Capital’s biggest weakness is that in its present stage of collapse and contraction, it’s all the time creating more people who experience this alienation from the ruling institutions. If these institutions aren’t providing for the needs of the people, what incentive do the people have to stay loyal to the system? Posing this question is how we’ll win to our cause many people within the demographics which have great revolutionary potential, but which aren’t yet necessarily attached to revolutionary politics. Groups like the felons and the veterans.
These two groups in particular represent great hope for our cause, because they share the trait of being ground through a machine that’s shown it cares nothing for them. Because the felons have overwhelmingly experienced incarceration due to a rotten criminal justice system designed to punish the poor, and experience economic and political disenfranchisement outside of prison, they’ll have the least to lose if given the opportunity to fight the state. And the veterans are historically crucial for the success of communist revolutions, which have frequently involved recruiting disillusioned military members. In America, they especially have revolutionary potential, as the poverty draft has made the military’s low-level ranks disproportionately working class. In their own ways, the veterans are also victimized by the system that handles them, often undergoing trauma and then not being able to get help from a failed Veterans Administration.
It’s no surprise that the veteran anti-war movement, as well as the criminal justice reform movement, represent some of the most revolutionary forces in grassroots politics. Veterans and felons are both frequently traumatized by the imperialist power structure in different ways, with veterans commonly experiencing the trauma of war while felons commonly grow up in violent neighborhoods which give their residents mass PTSD. The empire has manufactured war both abroad and at home, giving rise to the domestic forces that have the most incentive to bring down the empire.
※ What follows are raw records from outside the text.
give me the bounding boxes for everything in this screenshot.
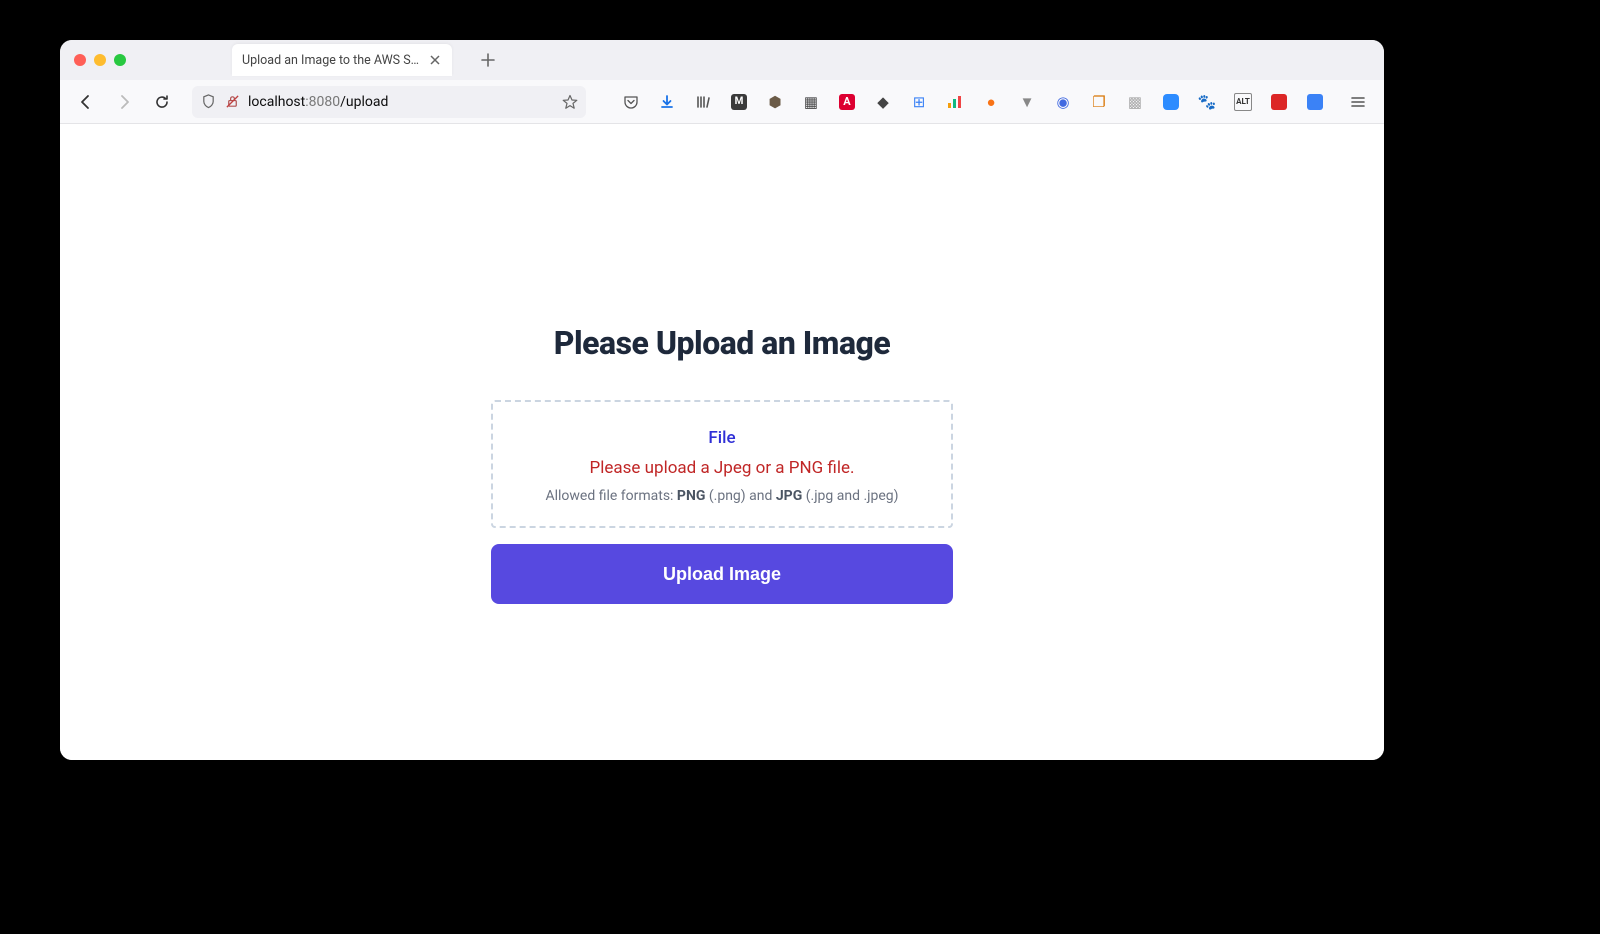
close-icon xyxy=(430,55,440,65)
ext-cube-icon[interactable]: ◆ xyxy=(874,93,892,111)
ext-rock-icon[interactable]: ⬢ xyxy=(766,93,784,111)
library-icon xyxy=(695,94,711,110)
extension-bar: M ⬢ ▦ A ◆ ⊞ ● ▼ ◉ ❐ ▩ 🐾 ALT xyxy=(622,88,1372,116)
hint-ext-jpg: (.jpg and .jpeg) xyxy=(802,488,898,504)
star-icon xyxy=(562,94,578,110)
forward-button[interactable] xyxy=(110,88,138,116)
url-path: /upload xyxy=(340,94,388,110)
forward-icon xyxy=(116,94,132,110)
hint-format-png: PNG xyxy=(677,488,705,504)
angular-icon[interactable]: A xyxy=(838,93,856,111)
window-close-button[interactable] xyxy=(74,54,86,66)
upload-button[interactable]: Upload Image xyxy=(491,544,953,604)
window-minimize-button[interactable] xyxy=(94,54,106,66)
metamask-icon[interactable]: M xyxy=(730,93,748,111)
new-tab-button[interactable] xyxy=(474,46,502,74)
vue-icon[interactable]: ▼ xyxy=(1018,93,1036,111)
hamburger-icon xyxy=(1350,94,1366,110)
ext-grid-icon[interactable]: ▩ xyxy=(1126,93,1144,111)
ext-sun-icon[interactable]: ● xyxy=(982,93,1000,111)
reload-button[interactable] xyxy=(148,88,176,116)
browser-tab[interactable]: Upload an Image to the AWS S3 Buc xyxy=(232,44,452,76)
ext-blue-icon[interactable] xyxy=(1306,93,1324,111)
ext-paw-icon[interactable]: 🐾 xyxy=(1198,93,1216,111)
tab-bar: Upload an Image to the AWS S3 Buc xyxy=(60,40,1384,80)
bookmark-button[interactable] xyxy=(562,94,578,110)
ext-window-icon[interactable]: ⊞ xyxy=(910,93,928,111)
pocket-button[interactable] xyxy=(622,93,640,111)
ext-red-icon[interactable] xyxy=(1270,93,1288,111)
ext-stack-icon[interactable]: ❐ xyxy=(1090,93,1108,111)
format-hint: Allowed file formats: PNG (.png) and JPG… xyxy=(511,488,933,504)
validation-error: Please upload a Jpeg or a PNG file. xyxy=(511,458,933,478)
pocket-icon xyxy=(623,94,639,110)
lock-strike-icon[interactable] xyxy=(224,94,240,110)
downloads-button[interactable] xyxy=(658,93,676,111)
library-button[interactable] xyxy=(694,93,712,111)
plus-icon xyxy=(481,53,495,67)
ext-bars-icon[interactable] xyxy=(946,93,964,111)
window-controls xyxy=(74,54,126,66)
menu-button[interactable] xyxy=(1344,88,1372,116)
back-icon xyxy=(78,94,94,110)
alt-text-icon[interactable]: ALT xyxy=(1234,93,1252,111)
hint-format-jpg: JPG xyxy=(776,488,802,504)
download-icon xyxy=(659,94,675,110)
shield-icon[interactable] xyxy=(200,94,216,110)
window-maximize-button[interactable] xyxy=(114,54,126,66)
address-bar[interactable]: localhost:8080/upload xyxy=(192,86,586,118)
zoom-icon[interactable] xyxy=(1162,93,1180,111)
browser-toolbar: localhost:8080/upload M ⬢ ▦ A ◆ ⊞ xyxy=(60,80,1384,124)
reload-icon xyxy=(154,94,170,110)
hint-prefix: Allowed file formats: xyxy=(545,488,676,504)
hint-ext-png: (.png) and xyxy=(705,488,775,504)
ext-grid5-icon[interactable]: ▦ xyxy=(802,93,820,111)
ext-globe-icon[interactable]: ◉ xyxy=(1054,93,1072,111)
back-button[interactable] xyxy=(72,88,100,116)
page-content: Please Upload an Image File Please uploa… xyxy=(60,124,1384,760)
url-port: :8080 xyxy=(305,94,340,110)
browser-window: Upload an Image to the AWS S3 Buc xyxy=(60,40,1384,760)
file-dropzone[interactable]: File Please upload a Jpeg or a PNG file.… xyxy=(491,400,953,528)
file-input-label[interactable]: File xyxy=(511,428,933,448)
tab-close-button[interactable] xyxy=(428,53,442,67)
url-host: localhost xyxy=(248,94,305,110)
page-heading: Please Upload an Image xyxy=(554,324,890,362)
tab-title: Upload an Image to the AWS S3 Buc xyxy=(242,53,420,68)
url-text: localhost:8080/upload xyxy=(248,94,388,110)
We will bring these forces into the workers revolution, and we will carry this revolution to its completion. The core motivating factor for someone to become a Marxist is when they witness, or are subjected to, injustices within the social system they inhabit. Because capital is perpetually expanding the amount of people who’ve been forced to absorb this knowledge, whether through worker exploitation, cruel carceral policies, or destructive militarism, the number of those willing to participate in workers revolution constantly grows. They’re waiting to be given the opportunity to tear down this social order that’s done them so wrong.